If your output is simple, stick to simple tools. Tool tyranny -- decisions you're forced to make, because your tools dictate them -- is a significant cognitive overhead.

(Incidentally, this is why I found Lyx actually harder to use than LaTeX. Lyx forced me, from the beginning, to consider the document format and structure, whilst LaTeX lets you just start writing paragraphs and sorting out the rest later.)

The more extended answer: if you've got other shit you need to do, you address it when the time comes.

Markdown, specifically, allows for inline inclusion of other formatting languages, particularly LaTeX and HTML. It also has native support for images, tables, lists, etc.

You've got the option for Roman, bold, italic, and monospace text. If your document needs more than this, address it in layout.

In the workflow mentioned here, the author actually answers your question: images, etc., were added (for the cover) in LibreOffice and through ePub management tools, including a Python script to reorganise the output file as needed.

Again, the advantage of Markdown (or rsT, or AsciiDoc, or ...) is that the markup gets out of your fucking way. Instead of obsessing over format, you write your fucking story (or article, or essay, or rant, or ...). Then deal with the layout later.


No idea. Another one of my projects is a Computer Graphics textbook (I love CG, see http://gabrielgambetta.com/tiny_raytracer.html) which includes source code and diagrams and images the manuscript is also in Markdown with embedded LaTeX for the equations, so I'll have to deal with something more complex soon!


LibreOffice has a plug-in for generating ePub files. You can do the whole job in one step.

Not only that, with LibreOffice, your book can have pictures!


Markdown: ![arbitraary text](image-uri)


I like this idea of this.

Would be great to have a website site that shows entire open source workflows and the optimal software/ approach. Anything like this exit?


Ultimately, any text processing toolchain that uses ReGex for parsing will inherently be difficult to extend. And slow. And perhaps even broken. The disconnect lies in the human-machine readability gap. The only way to do it right, I believe, is custom text formats, scanned via structured strings into FSM grammers.


You do use a mac though...


Interesting to see that open source DTP is still a challenge in 2016.


"self published"


ガンベッタさんは、良く頑張った、ね。


vim, pandoc


no git?


I did this back in 1990. Using Emacs and TeX/Metafont. And so did many, many other people.


> Ex Google Zürich

Badge of Honor



"To create this file, I used Pandoc again, this time to convert the Markdown files to ODT (OpenDocument Text), which can be read by LibreOffice."

Ouch.

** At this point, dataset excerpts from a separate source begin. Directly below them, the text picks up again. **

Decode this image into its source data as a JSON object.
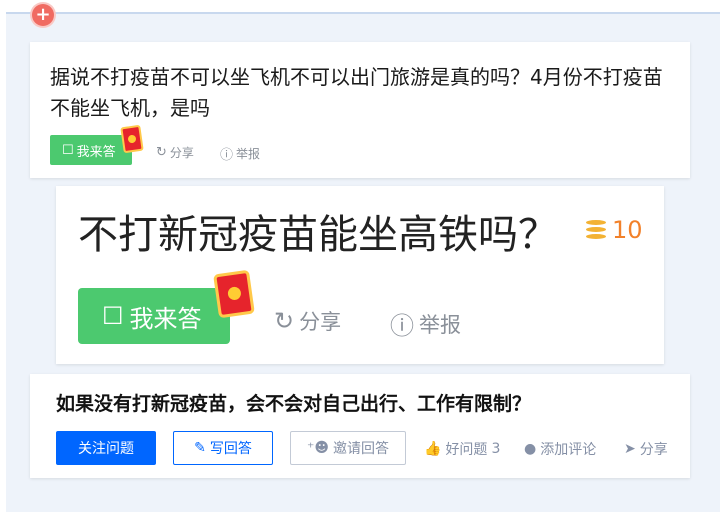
{
  "question_list": {
    "item1": {
      "title": "据说不打疫苗不可以坐飞机不可以出门旅游是真的吗？4月份不打疫苗不能坐飞机，是吗",
      "answer_label": "我来答",
      "share_label": "分享",
      "report_label": "举报"
    }
  },
  "zoom_view": {
    "title": "不打新冠疫苗能坐高铁吗？",
    "reward_value": "10",
    "answer_label": "我来答",
    "share_label": "分享",
    "report_label": "举报"
  },
  "question_card": {
    "title": "如果没有打新冠疫苗，会不会对自己出行、工作有限制？",
    "follow_label": "关注问题",
    "write_label": "写回答",
    "invite_label": "邀请回答",
    "good_question_label": "好问题",
    "good_question_count": "3",
    "comment_label": "添加评论",
    "share_label": "分享"
  },
  "colors": {
    "answer_green": "#4cc96f",
    "primary_blue": "#0066ff",
    "coin_orange": "#f2812a",
    "redpack_red": "#e6242c"
  },
  "icons": [
    "plus-icon",
    "edit-icon",
    "red-packet-icon",
    "share-icon",
    "report-icon",
    "coin-icon",
    "pencil-icon",
    "invite-icon",
    "thumbs-up-icon",
    "comment-icon",
    "send-icon"
  ]
}
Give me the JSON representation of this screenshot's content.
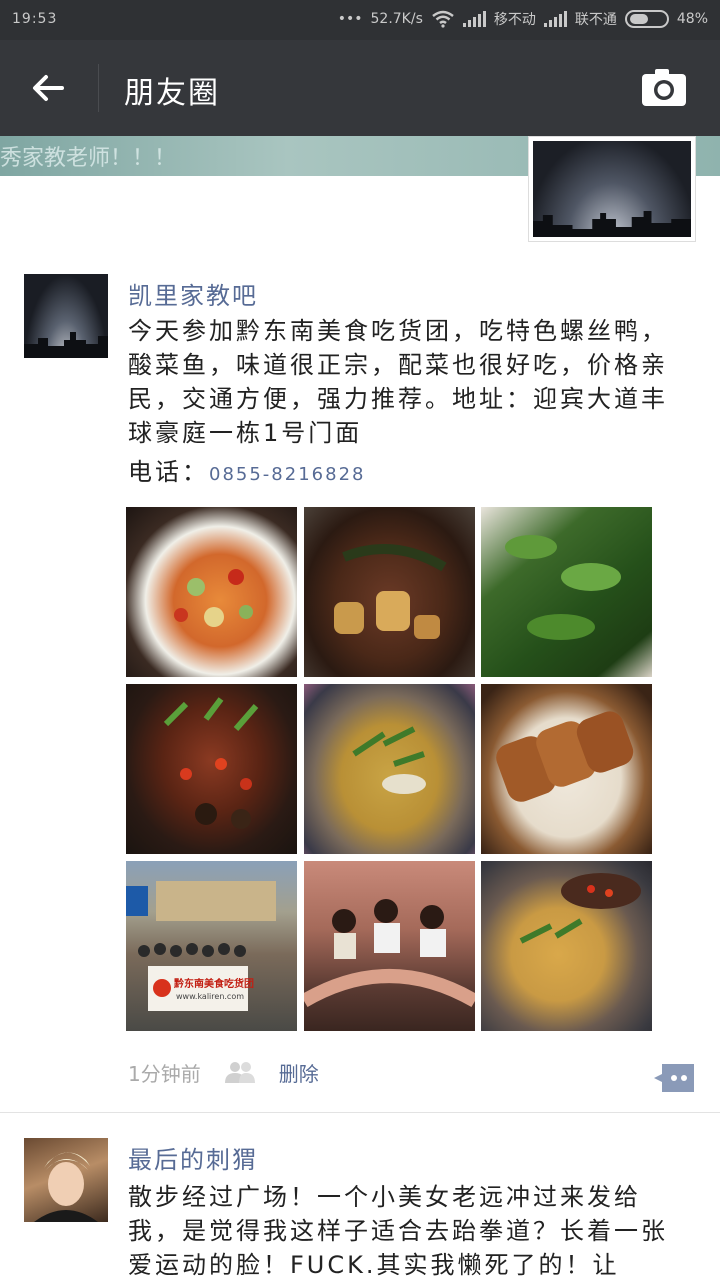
{
  "status_bar": {
    "time": "19:53",
    "dots": "•••",
    "speed": "52.7K/s",
    "carrier1": "移不动",
    "carrier2": "联不通",
    "battery": "48%"
  },
  "header": {
    "title": "朋友圈",
    "back_icon": "arrow-left-icon",
    "camera_icon": "camera-icon"
  },
  "cover": {
    "text": "秀家教老师！！！"
  },
  "posts": [
    {
      "author": "凯里家教吧",
      "text": "今天参加黔东南美食吃货团，吃特色螺丝鸭，酸菜鱼，味道很正宗，配菜也很好吃，价格亲民，交通方便，强力推荐。地址：迎宾大道丰球豪庭一栋1号门面",
      "phone_label": "电话：",
      "phone_number": "0855-8216828",
      "photos": [
        "photo-food-1",
        "photo-food-2",
        "photo-food-3",
        "photo-food-4",
        "photo-food-5",
        "photo-food-6",
        "photo-group-banner",
        "photo-group-toast",
        "photo-food-9"
      ],
      "banner_text": "黔东南美食吃货团",
      "banner_url": "www.kaliren.com",
      "time": "1分钟前",
      "delete_label": "删除"
    },
    {
      "author": "最后的刺猬",
      "text": "散步经过广场！一个小美女老远冲过来发给我，是觉得我这样子适合去跆拳道？长着一张爱运动的脸！FUCK.其实我懒死了的！让"
    }
  ],
  "colors": {
    "link": "#576b95",
    "titlebar": "#35373b",
    "statusbar": "#2f3134"
  }
}
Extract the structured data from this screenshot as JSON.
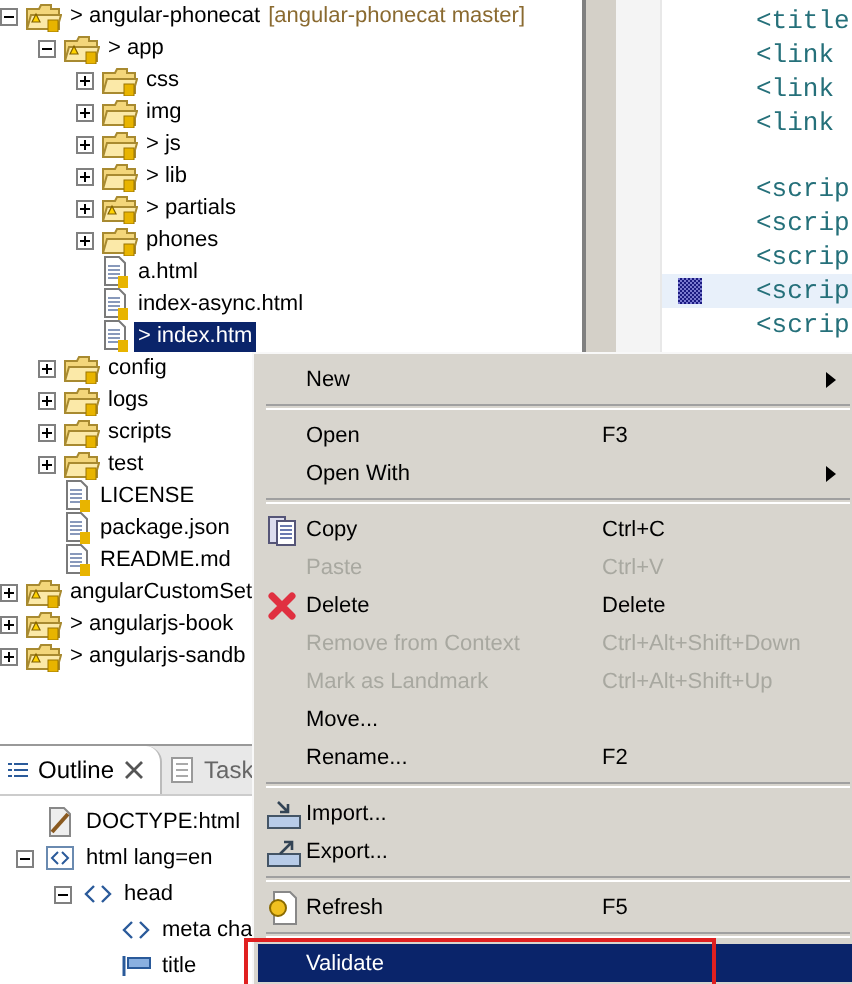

WYSIWYGs are terrible.


I think he says he changed styles only, which is closer to the WYSIWYM ("what you see is what you mean") idea used by Lyx, for example.

I agree that WYSIWYG type of editors are terrible, specially for big documents, but limiting them to the use of styles, is manageable (in my experience at least).


...but necessary as publishers deal with .doc, .docx, and .odt files almost exclusively, especially when it comes to fiction.


Meh.

I wrote two novels in emacs.

(now I just need to find some time to finish the final proof read and actually PUBLISH the damned things).


You managed to call one of your novels "recursion". Proof that the medium colours the work.


Is it inappropriate to point out that most likely there were a lot of closed source binary blobs involved in making his computer actually work?


Does pointing that out advance the discussion in a useful way? Does it help having a constructive debate? Does it make anyone's day or life better? Are you just posting in the hope of getting some upvotes for making a funny, snarky short comment? Is your comment actually relevant to the discussion? Does the fact that you ask that question indicate that you already know the answer?


I did not write that from my Lemote, channeling Stallman, nor I have any general enmity towards closed source software (that I both use and write). I just don't like inaccurate proclamations of purity.


Yes. It's not what he meant, and you know it, and being pedantic never helped anyone.

Next you'll suggest that I start turning off nonfree javascript.


I was surprised to read "Mac" in an article claiming ONLY open source tools.